ミーガンは一度だけ首を横に振った。信じたい人は、今は信じていよう。そうではないと、ミーガン自身が何も信じられなくなってしまいそうだったから。頭の中でその考えを霧散させた時、あるひらめきがあった。
「前に影華の君が発生したのは数百年前だと聞いたことがあります。その頃まで歴史を遡れば何かわかるでしょうか?」
ミーガンは思いつきで言葉にしてみたのだが、リベカは目を見開きながらも頷く。
「そうだね。そうだ、まずはその当時のことをもう少し詳しく調べてみたなら、今の状況に共通してくることもあるだろう。もっとわかることが増えるはずだ」
「私、書庫に行って調べてみるわ」
ミーガンが声を張り上げる。リベカは顔を明るくした。
「お願いできるかい? 私はこの体だ。書庫に行けたとしても目もほとんど見えない。私の待女たちはまめまめしくお世話をしてくれるが、その依頼をするのは彼女たちには肩の荷が重いし、難しいだろう」
「心配しないで。私が役目を果たすわ」
「これはミーガン、お前にしか頼めないことだ。だけどくれぐれも気をつけておくれ」
「わかりました。お祖母様の代わりに立派に務めて見せます。ですから、死ぬなんて悲しいことは言わないでください」
ミーガンはしわしわに縮こまったリベカの手を両手で包み込む。
「ありがとう。この屋敷の中でこんなに私のことを気遣ってくれるのは、ミーガン。お前だけだ」
「そんなことは……」
「いや、お前も感じているだろう? カンニガム家には不穏な空気が流れている。異分子がこの家に入り込み根付いてしまって、もう誰が異分子かもわからなくなってしまっている」
「ですが、この屋敷に集まってきたのは、仕方のないことでもあると。カンニガム家は伯爵家ですから。貴族というのはそういった使命を常に背負っているものだと」
リベカは目を見開いた後、愛しむようにミーガンに手を添えた。
「そうだね。お前の言うとおりだ。いつの間にかミーガンもそんなことを言えるようになったんだね」
「お祖母様、これでも私、学園ではそれなりの成績を維持していますのよ」
ミーガンはリベカに甘えるように頬を膨らませる。ミーガンが本当の意味で甘えられる家族は、もうリベカしかいなかった。

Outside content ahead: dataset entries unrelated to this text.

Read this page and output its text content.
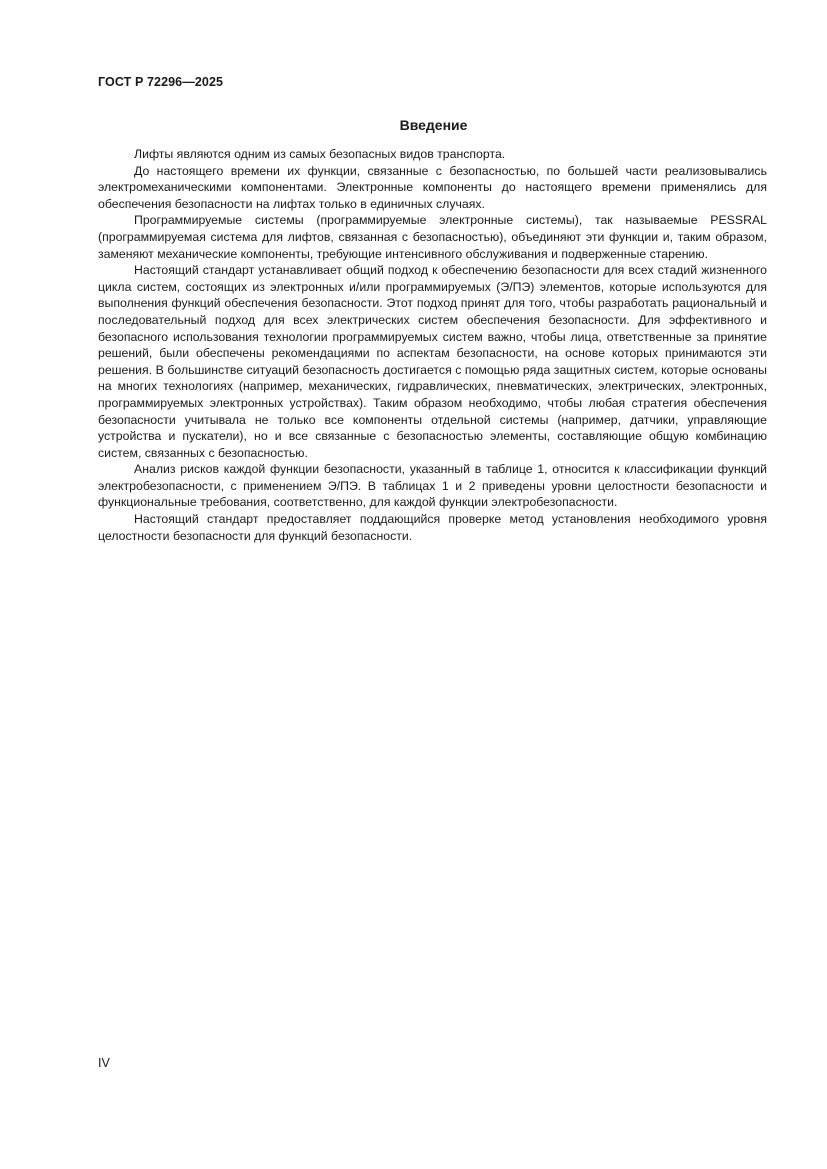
ГОСТ Р 72296—2025
Введение

Лифты являются одним из самых безопасных видов транспорта.

До настоящего времени их функции, связанные с безопасностью, по большей части реализовывались электромеханическими компонентами. Электронные компоненты до настоящего времени применялись для обеспечения безопасности на лифтах только в единичных случаях.

Программируемые системы (программируемые электронные системы), так называемые PESSRAL (программируемая система для лифтов, связанная с безопасностью), объединяют эти функции и, таким образом, заменяют механические компоненты, требующие интенсивного обслуживания и подверженные старению.

Настоящий стандарт устанавливает общий подход к обеспечению безопасности для всех стадий жизненного цикла систем, состоящих из электронных и/или программируемых (Э/ПЭ) элементов, которые используются для выполнения функций обеспечения безопасности. Этот подход принят для того, чтобы разработать рациональный и последовательный подход для всех электрических систем обеспечения безопасности. Для эффективного и безопасного использования технологии программируемых систем важно, чтобы лица, ответственные за принятие решений, были обеспечены рекомендациями по аспектам безопасности, на основе которых принимаются эти решения. В большинстве ситуаций безопасность достигается с помощью ряда защитных систем, которые основаны на многих технологиях (например, механических, гидравлических, пневматических, электрических, электронных, программируемых электронных устройствах). Таким образом необходимо, чтобы любая стратегия обеспечения безопасности учитывала не только все компоненты отдельной системы (например, датчики, управляющие устройства и пускатели), но и все связанные с безопасностью элементы, составляющие общую комбинацию систем, связанных с безопасностью.

Анализ рисков каждой функции безопасности, указанный в таблице 1, относится к классификации функций электробезопасности, с применением Э/ПЭ. В таблицах 1 и 2 приведены уровни целостности безопасности и функциональные требования, соответственно, для каждой функции электробезопасности.

Настоящий стандарт предоставляет поддающийся проверке метод установления необходимого уровня целостности безопасности для функций безопасности.

IV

「そりゃ、大変失礼したね。でも、気を付けるんだよ。何度も言うけど、この家には人を殺すことをなんとも思わない殺人犯がいる。その犯人の毒牙がいつお前に向くのか。それは私にだって予想ができないことだ。だからこそ、くれぐれも、気を付けるように」
「わかったわ――そうね、書庫で学園の課題の調べものをしたいといえば、不自然ではないわよね」
「そうですね。もし、お嬢様の動向について聞かれましたら、私もそう答えます」
ケナードもそう言ってくれた。
なぜそんな細かい設定をわざわざするかというと、カンニガム家の書庫は屋敷の中ではなくちょっと離れた尖塔にあるのだ。だからこそある程度の理由づけがあった方がいいと思ったから。
「書庫に行った後、そうだね、今夜、人払いをしておくから、この部屋に来ておくれ」
ミーガンは頷く。
「書庫を探して、夜にまた来ます」
リベカにそう言って立ち上がると、部屋を出ようとした。
「ケナード。私はお前のことを信じている」
リベカが小声で囁いたのを聞いた。